A los 43 años de haber sido sepultado en 1163 sacaron del sepulcro su cadáver y estaba incorrupto, como si estuviera recién muerto. Las gentes consideraron esto como un milagro. Poco después el rey Felipe III se hallaba gravísimamente enfermo y los médicos dijeron que se moriría de aquella enfermedad. Entonces sacaron los restos de San Isidro del templo a donde los habían llevado cuando los trasladaron del cementerio. Y tan pronto como los restos salieron del templo, al rey se le fue la fiebre y al llegar junto a él los restos del santo se le fue por completo la enfermedad. A causa de esto el rey intecedió ante el Sumo Pontífice para que declarara santo al humilde labrador, y por este y otros muchos milagros, el Papa lo canonizó en el año 1622 junto con Santa Teresa, San Ignacio, San Francisco Javier y San Felipe Neri.


«Se hace tarde. No es que tenga prisa por llegar a parte alguna. A mi edad ya no se tiene prisa. Las espigas de trigo ya no esperan mi abrazo en el verano ni el grano me echa de menos en el invierno, cuando el molino da vueltas y más vueltas. Y más vueltas. Es tarde. Para alguien de mi edad siempre está atardeciendo. Quizás hoy por última vez. Mientras acaba el día, a veces añoro que me falle la memoria: no tendría así que recordar la cantidad de exageraciones que he tenido que escuchar sobre mí. Que si soy santo, que si obro milagros, que si los ángeles hacen mi trabajo mientras yo rezo… Yo soy Isidro, sólo Isidro. Un siervo de Dios, el más pequeño. Uno que aprendió en las Santas Escrituras a amasar la tierra para que dé fruto, como hiciera mi Señor tantas veces. Soy Isidro, el hombre que ama la tierra que labra, que acaricia el agua que de pronto brota del manantial en la pradera, que mira a los ojos de sus bueyes y se hace entender. Ya no hay muecines que llamen a la oración de la tarde desde el alminar. Pero fue escuchándoles como empecé a ser Isidro…».

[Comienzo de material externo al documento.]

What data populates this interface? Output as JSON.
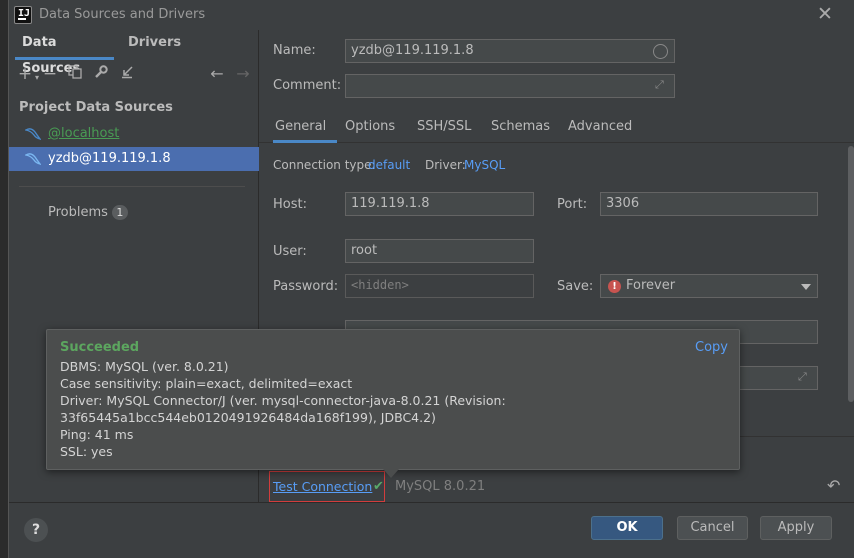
{
  "window": {
    "title": "Data Sources and Drivers"
  },
  "left_panel": {
    "tabs": [
      "Data Sources",
      "Drivers"
    ],
    "section_title": "Project Data Sources",
    "items": [
      {
        "label": "@localhost"
      },
      {
        "label": "yzdb@119.119.1.8"
      }
    ],
    "problems": {
      "label": "Problems",
      "count": "1"
    }
  },
  "form": {
    "name_label": "Name:",
    "name_value": "yzdb@119.119.1.8",
    "comment_label": "Comment:",
    "comment_value": "",
    "tabs": [
      "General",
      "Options",
      "SSH/SSL",
      "Schemas",
      "Advanced"
    ],
    "connection_type_label": "Connection type:",
    "connection_type_value": "default",
    "driver_label": "Driver:",
    "driver_value": "MySQL",
    "host_label": "Host:",
    "host_value": "119.119.1.8",
    "port_label": "Port:",
    "port_value": "3306",
    "user_label": "User:",
    "user_value": "root",
    "password_label": "Password:",
    "password_placeholder": "<hidden>",
    "save_label": "Save:",
    "save_value": "Forever"
  },
  "popup": {
    "title": "Succeeded",
    "copy_label": "Copy",
    "lines": [
      "DBMS: MySQL (ver. 8.0.21)",
      "Case sensitivity: plain=exact, delimited=exact",
      "Driver: MySQL Connector/J (ver. mysql-connector-java-8.0.21 (Revision:",
      "33f65445a1bcc544eb0120491926484da168f199), JDBC4.2)",
      "Ping: 41 ms",
      "SSL: yes"
    ]
  },
  "test": {
    "link_label": "Test Connection",
    "version": "MySQL 8.0.21"
  },
  "buttons": {
    "help": "?",
    "ok": "OK",
    "cancel": "Cancel",
    "apply": "Apply"
  },
  "colors": {
    "accent": "#4a88c7",
    "selection": "#4b6eaf",
    "success": "#5ca65f",
    "link": "#589df6",
    "highlight_box": "#d23d3d"
  }
}
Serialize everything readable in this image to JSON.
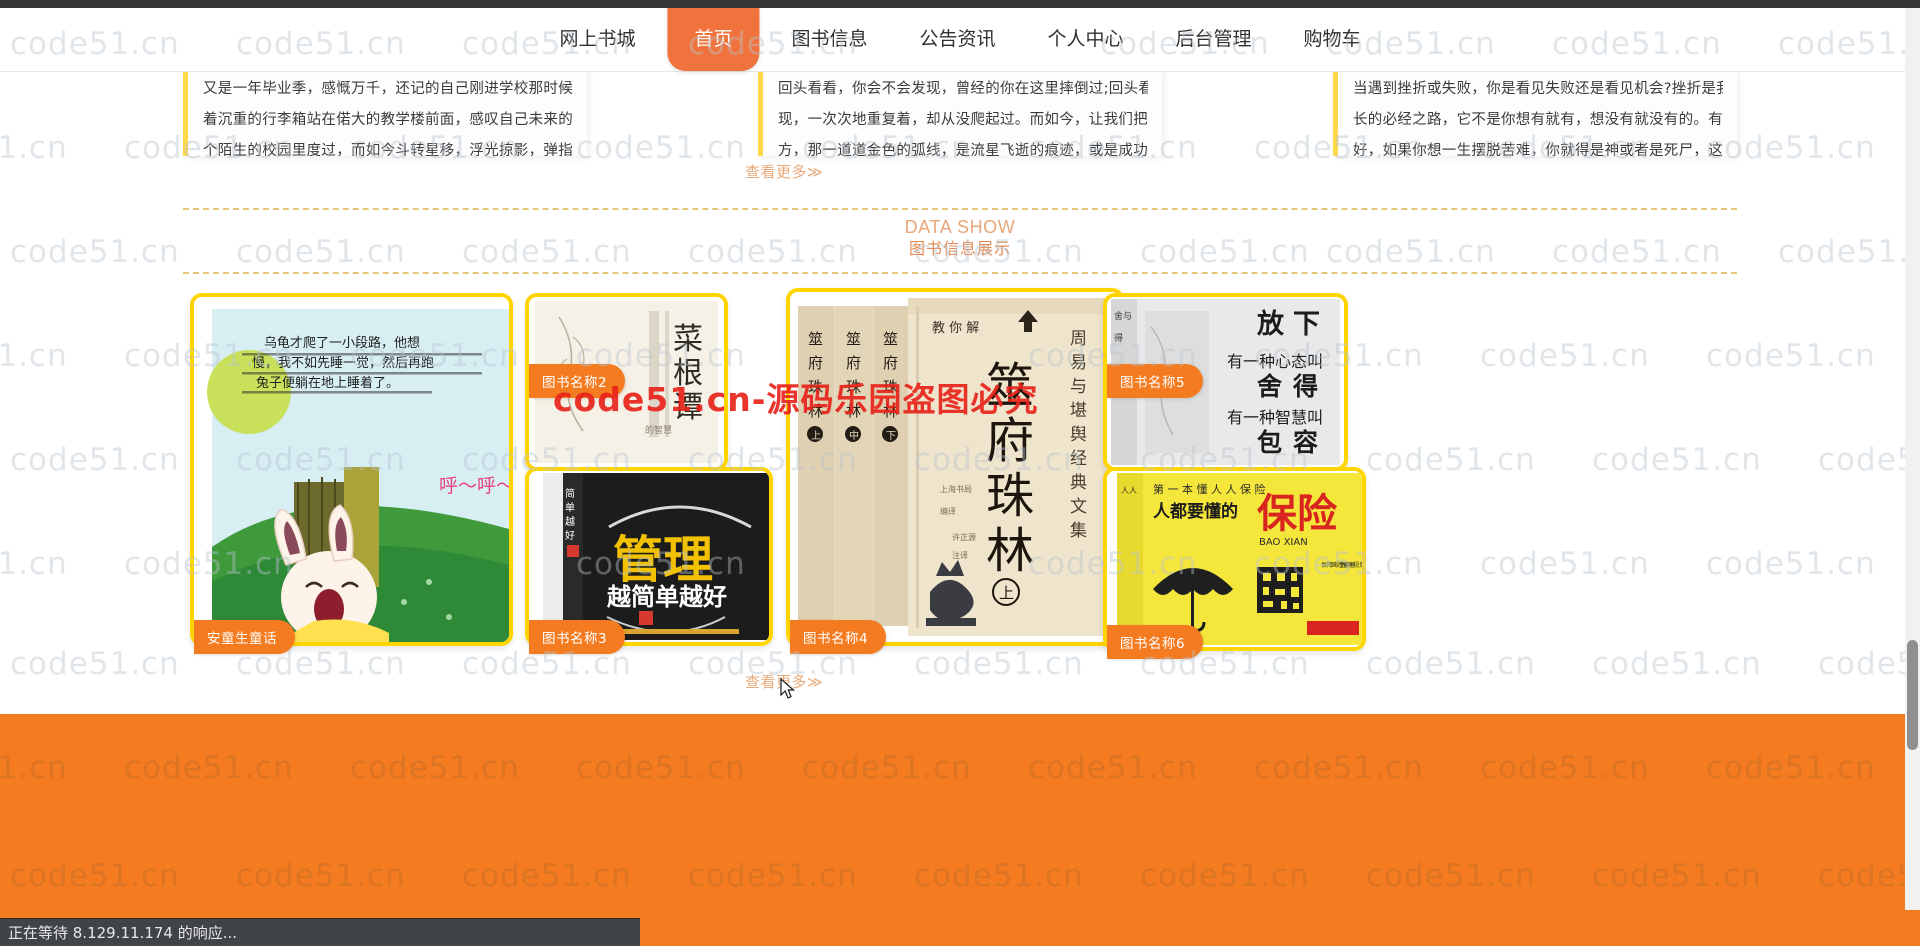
{
  "browser": {
    "status_text": "正在等待 8.129.11.174 的响应..."
  },
  "nav": {
    "items": [
      {
        "label": "网上书城",
        "active": false
      },
      {
        "label": "首页",
        "active": true
      },
      {
        "label": "图书信息",
        "active": false
      },
      {
        "label": "公告资讯",
        "active": false
      },
      {
        "label": "个人中心",
        "active": false
      },
      {
        "label": "后台管理",
        "active": false
      },
      {
        "label": "购物车",
        "active": false
      }
    ],
    "active_bg": "#f0733d"
  },
  "articles": {
    "cards": [
      {
        "line1": "又是一年毕业季，感慨万千，还记的自己刚进学校那时候的情景，我拖",
        "line2": "着沉重的行李箱站在偌大的教学楼前面，感叹自己未来的日子即将在这",
        "line3": "个陌生的校园里度过，而如今斗转星移，浮光掠影，弹指之间，那些..."
      },
      {
        "line1": "回头看看，你会不会发现，曾经的你在这里摔倒过;回头看看，你是否发",
        "line2": "现，一次次地重复着，却从没爬起过。而如今，让我们把视线转向前",
        "line3": "方，那一道道金色的弧线，是流星飞逝的痕迹，或是成功运行的轨道..."
      },
      {
        "line1": "当遇到挫折或失败，你是看见失败还是看见机会?挫折是我们每个人成",
        "line2": "长的必经之路，它不是你想有就有，想没有就没有的。有句名言说的",
        "line3": "好，如果你想一生摆脱苦难，你就得是神或者是死尸，这句话形象地..."
      }
    ],
    "more_label": "查看更多≫"
  },
  "section": {
    "title_en": "DATA SHOW",
    "title_cn": "图书信息展示"
  },
  "books": [
    {
      "id": "bk1",
      "tag": "安童生童话"
    },
    {
      "id": "bk2",
      "tag": "图书名称2"
    },
    {
      "id": "bk3",
      "tag": "图书名称3"
    },
    {
      "id": "bk4",
      "tag": "图书名称4"
    },
    {
      "id": "bk5",
      "tag": "图书名称5"
    },
    {
      "id": "bk6",
      "tag": "图书名称6"
    }
  ],
  "books_more_label": "查看更多≫",
  "watermark": {
    "tile_text": "code51.cn",
    "red_text": "code51.cn-源码乐园盗图必究"
  },
  "colors": {
    "accent_orange": "#f47b20",
    "nav_active": "#f0733d",
    "card_border_yellow": "#ffd500",
    "dashed_divider": "#e5c77a",
    "section_title": "#e9a679"
  }
}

«Nada es fácil si eres pobre, a no ser que te baste con la tierra que pisas. Fue mi caso, pero hasta la hermana tierra tembló al paso de las huestes de Alí ibn Yúsuf en su empeño por hacerse con Madrid y Toledo, plazas que se le resistieron hasta el final. Yo, y otras gentes de paz como yo, que conocimos y respetamos el islam, nos convertimos entonces en peregrinos, expatriados en busca de serenidad. Emigrantes fuimos. Y así llegamos a Torrelaguna. Y allí me encontré con ella. María. María Toribia. Mi María, de la que nació nuestro Illán. Nada puede alegrar más el corazón de unos padres que haber criado a un buen hijo. Y el nuestro lo es. También él ha de convivir a diario con esa impertinencia de que le llamen santo. Como si el celebrar cada día la vida y dar gracias a Dios por la existencia ayudando a otros fuera tan extraordinaria cosa que se necesitase un altar. ‘Tu eres un santo de los de la puerta de al lado -le digo a menudo a Illán-. Eres como esa multitud de hombres de sincero corazón que no pasaremos a la historia’. Aunque en verdad, la tarde en que casi lo perdimos cuando cayó al pozo, María y yo supimos que Dios había puesto sus ojos en nuestro pequeño…».
«No recuerdo si he dicho ya que se hace tarde. Al final va a ser cierto que algo de memoria sí que estoy perdiendo. Sé que atardece. María… mi María y yo hace tiempo que no nos vemos. No porque nos falte amor, sino para atender a los encargos del amo y para mejor entregarnos a contemplar a Dios y pedir por los hombres. He vivido demasiado, 90 años son demasiados para quien ha permanecido atado a la tierra, labrándola, arañándola con la esperanza de aprender de ella a dar frutos. Ahora, cuando la noche está ya cerca, puedo decir que he cumplido. Mi testamento da fe de cómo ha sido mi vida, mi deseo es recibir el Cuerpo de Cristo en el lecho cuando la muerte me mire a los ojos. Pido a Dios fuerzas para golpear mi pecho en señal de petición de perdón, y para hacer la señal de la cruz en el último momento sobre este cuerpo frágil que no ha buscado otra cosa que serle fiel a la tierra, a la misma tierra a la que entrego mi cuerpo para que vuelva a ser polvo».